Projekt Nursing Data Gesundheitsstatistische Daten der Pflege

von  Anne Berthou

Ausgangslag

Der grösste Teil der Gesundheitsversorgung findet im nicht-ärztlichen Bereich, insbesondere im Pflegebereich statt, und es ist zu erwarten, dass – zumindest in den industrialisierten Ländern – dieser Bereich noch wächst. Gründe hierfür sind die Alterung der Bevölkerung und die Zunahme an chronischen Leiden. Damit einher geht eine Verlagerung vom akuten in den Langzeitpflegebereich sowie vom stationären (Spital, Krankenheim) in den ambulanten Pflegebereich (Spitex).
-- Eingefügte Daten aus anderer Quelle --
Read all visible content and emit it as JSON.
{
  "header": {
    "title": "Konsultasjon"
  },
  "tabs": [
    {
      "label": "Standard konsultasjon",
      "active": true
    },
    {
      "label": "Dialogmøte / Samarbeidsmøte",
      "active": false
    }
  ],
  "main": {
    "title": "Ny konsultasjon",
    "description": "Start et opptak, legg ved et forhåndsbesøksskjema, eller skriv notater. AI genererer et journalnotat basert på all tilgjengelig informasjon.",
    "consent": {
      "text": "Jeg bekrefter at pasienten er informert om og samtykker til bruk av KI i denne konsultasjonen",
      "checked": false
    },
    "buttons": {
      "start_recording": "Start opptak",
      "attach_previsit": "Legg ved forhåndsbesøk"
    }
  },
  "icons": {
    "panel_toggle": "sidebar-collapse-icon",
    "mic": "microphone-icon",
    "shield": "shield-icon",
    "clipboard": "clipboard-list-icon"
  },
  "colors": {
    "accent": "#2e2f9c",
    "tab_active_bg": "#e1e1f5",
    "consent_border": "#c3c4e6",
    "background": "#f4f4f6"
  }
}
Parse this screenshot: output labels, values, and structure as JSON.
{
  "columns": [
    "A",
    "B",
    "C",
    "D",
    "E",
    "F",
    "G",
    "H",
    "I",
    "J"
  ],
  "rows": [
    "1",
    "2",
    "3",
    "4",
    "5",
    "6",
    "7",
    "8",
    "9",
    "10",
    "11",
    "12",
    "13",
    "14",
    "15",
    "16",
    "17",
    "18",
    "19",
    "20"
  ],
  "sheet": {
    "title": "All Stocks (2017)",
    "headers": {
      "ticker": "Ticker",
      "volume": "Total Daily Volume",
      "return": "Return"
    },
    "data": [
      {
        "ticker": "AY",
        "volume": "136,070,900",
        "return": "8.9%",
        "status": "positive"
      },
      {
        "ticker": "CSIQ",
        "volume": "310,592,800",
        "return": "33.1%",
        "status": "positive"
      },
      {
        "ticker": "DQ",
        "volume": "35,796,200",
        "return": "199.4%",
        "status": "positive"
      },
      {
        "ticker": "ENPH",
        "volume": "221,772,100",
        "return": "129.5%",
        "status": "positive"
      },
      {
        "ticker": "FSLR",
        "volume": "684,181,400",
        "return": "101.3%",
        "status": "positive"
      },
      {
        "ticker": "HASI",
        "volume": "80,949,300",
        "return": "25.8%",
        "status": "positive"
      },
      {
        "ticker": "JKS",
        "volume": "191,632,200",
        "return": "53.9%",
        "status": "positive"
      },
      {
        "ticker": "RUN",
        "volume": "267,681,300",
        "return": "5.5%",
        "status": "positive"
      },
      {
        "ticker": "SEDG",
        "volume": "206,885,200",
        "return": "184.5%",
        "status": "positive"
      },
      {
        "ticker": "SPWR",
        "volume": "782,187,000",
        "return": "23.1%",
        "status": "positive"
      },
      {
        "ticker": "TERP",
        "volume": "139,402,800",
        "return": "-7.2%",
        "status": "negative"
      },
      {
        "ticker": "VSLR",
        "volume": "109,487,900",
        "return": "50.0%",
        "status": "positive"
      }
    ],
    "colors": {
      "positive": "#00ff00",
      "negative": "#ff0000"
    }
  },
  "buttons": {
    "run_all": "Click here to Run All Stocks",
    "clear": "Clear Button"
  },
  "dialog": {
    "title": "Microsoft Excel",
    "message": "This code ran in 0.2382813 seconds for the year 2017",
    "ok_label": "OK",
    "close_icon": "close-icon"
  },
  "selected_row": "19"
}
Jedes Gesundheitswesen ist darauf angewiesen, über seine Strukturen und Prozesse ausreichend informiert zu sein. Der Aufbau geeigneter Informationssysteme ist daher nicht zuletzt auch eines der Ziele der europäischen Gesundheitspolitik der WHO (Ziel 35).

In den vergangenen Jahren ist es gelungen, in der Schweiz wichtige gesundheitsstatistische Instrumente auf- und auszubauen. Diese bezogen sich jedoch primär und schwergewichtig auf den stationären (Spital-)Bereich sowie auf die ärztliche Versorgung (Krankenhausstatistik, Medizinische Statistik der Krankenhäuser, Statistik der sozialmedizinischen Institutionen).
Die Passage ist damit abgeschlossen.